Juga tanpa membeda-bedakan dan tanpa berlaku lalim dalam wasiat kecuali dalam keadaan darurat ( misalnya, tidak mampu mencari nafkah, atau karena sibuk dengan ilmu pengetahuan, atau karena masih kecil), sebab ketidakadilan menyebabkan kebencian, kedengkian, dan perselisihan di antara para ahli waris.

Bahkan meskipun kedua orang tua kafir, anak boleh berwasiat untuk mereka dengan sebagian harta untuk melunakkan hati mereka, karena ihsan kepada mereka diperintahkan secara umum, sebagaimana firman Allah Ta’ala:

Dan Kami wajibkan kepada manusia agar (berbuat) kebaikan kepada kedua orang tuanya.
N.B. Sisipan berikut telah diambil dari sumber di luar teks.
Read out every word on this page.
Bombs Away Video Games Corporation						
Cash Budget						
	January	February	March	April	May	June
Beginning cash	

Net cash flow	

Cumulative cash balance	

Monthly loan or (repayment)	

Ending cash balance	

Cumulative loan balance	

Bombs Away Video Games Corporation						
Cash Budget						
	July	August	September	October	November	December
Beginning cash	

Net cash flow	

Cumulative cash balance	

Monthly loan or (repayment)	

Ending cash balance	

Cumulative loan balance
Dan jika keduanya memaksamu untuk mempersekutukan Aku dengan sesuatu yang engkau tidak mempunyai ilmu tentang itu, maka janganlah engkau patuhi keduanya ..” (QS. al-‘Ankabuut: 8)

Dan jika keduanya memaksamu untuk mempersekutukan Aku dengan sesuatu yang engkau tidak mempunyai ilmu tentang itu, maka janganlah engkau menaati keduanya, dan pergaulilah keduanya di dunia dengan baik..” (QS. Luqman: 15) 

Yang dimaksud dengan “بِالْمَعْرُوْفِۚ” adalah dengan adil, yang tidak mengurangi hak dan tidak melampaui batas, dan syariat menetapkan batasannya adalah sepertiga dari harta warisan atau kurang dari itu.

Allah mewajibkan wasiat itu sebagai hak yang wajib atas orang yang bertakwa kepada Allah dan beriman kepada kitab-Nya.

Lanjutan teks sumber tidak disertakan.